Wibawa T, Takeshima Y, Mitsuyoshi I, Wada H, Surono A, Nakamura H, Matsuo M
Division of Genetics, International Center for Medical Research, Kobe University School of Medicine, Kobe, Japan.
Brain Dev. 2000 Mar;22(2):107-12. doi: 10.1016/s0387-7604(99)00126-6.

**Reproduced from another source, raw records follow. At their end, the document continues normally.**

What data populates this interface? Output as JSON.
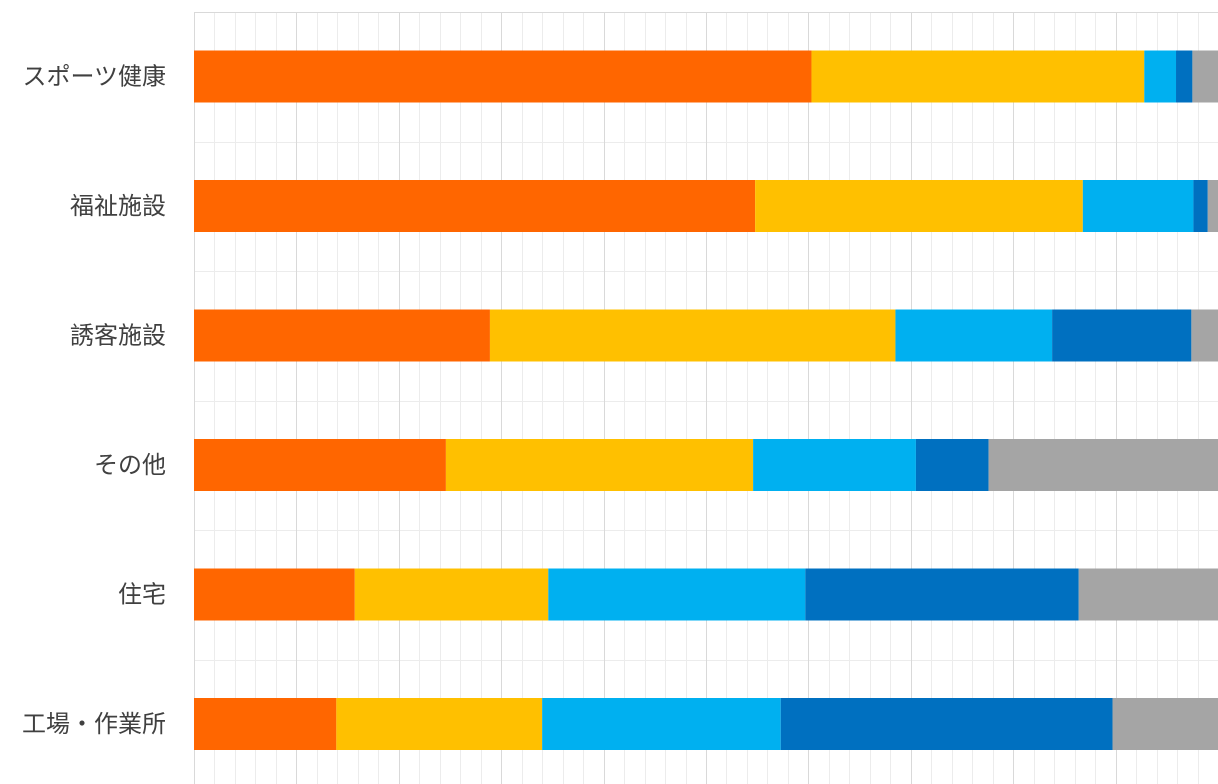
{
  "chart_data": {
    "type": "bar",
    "orientation": "horizontal",
    "stacked": "100%",
    "title": "",
    "xlabel": "",
    "ylabel": "",
    "xlim": [
      0,
      100
    ],
    "grid": true,
    "legend": "none",
    "categories": [
      "スポーツ健康",
      "福祉施設",
      "誘客施設",
      "その他",
      "住宅",
      "工場・作業所"
    ],
    "series": [
      {
        "color": "#FF6600",
        "values": [
          60.3,
          54.8,
          28.9,
          24.6,
          15.7,
          13.9
        ]
      },
      {
        "color": "#FFC000",
        "values": [
          32.5,
          32.0,
          39.6,
          30.0,
          18.9,
          20.1
        ]
      },
      {
        "color": "#00B0F0",
        "values": [
          3.1,
          10.8,
          15.3,
          15.9,
          25.1,
          23.3
        ]
      },
      {
        "color": "#0070C0",
        "values": [
          1.6,
          1.4,
          13.6,
          7.1,
          26.7,
          32.4
        ]
      },
      {
        "color": "#A5A5A5",
        "values": [
          2.5,
          1.0,
          2.6,
          22.4,
          13.6,
          10.3
        ]
      }
    ]
  }
}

Severe mental retardation is a rare complication of Duchenne muscular dystrophy (DMD). Here we report that two DMD cases showing severe mental retardation exhibit the same exon skipping event induced by different intron mutations. In the two Japanese DMD patients studied, the complete sequence of exon 66 of the dystrophin gene was found to be absent from the dystrophin mRNA, creating a premature stop codon in exon 67. Novel point mutations at the consensus sequence of the splice donor site of intron 66 (T9857(+2) to C in one case and G9857(+5) to T in the other case) were found to be the cause of complete exon skipping. Remarkably, severe mental retardation cosegregated with an exon 66-skipping event in their families. Furthermore, pachygyria was disclosed by magnetic resonance imaging (MRI) examination of the brain of one case. Our results suggested that exon 66 skipping should be examined in DMD cases with a severe form of mental retardation.
重度智力障碍是杜氏肌营养不良症(DMD)的一种罕见并发症。在此我们报告,两例表现出重度智力障碍的DMD病例出现了由不同内含子突变导致的相同外显子跳跃事件。在所研究的两名日本DMD患者中,发现肌营养不良蛋白基因外显子66的完整序列在肌营养不良蛋白mRNA中缺失,从而在外显子67中产生了一个提前终止密码子。发现在内含子66剪接供体位点的共有序列处存在新的点突变(一例为T9857(+2)突变为C,另一例为G9857(+5)突变为T)是导致外显子66完全跳跃的原因。值得注意的是,在他们的家族中,重度智力障碍与外显子66跳跃事件共分离。此外,对其中一例患者的脑部进行磁共振成像(MRI)检查发现了脑回增厚。我们的结果表明,对于患有重度智力障碍的DMD病例,应检查外显子66跳跃情况。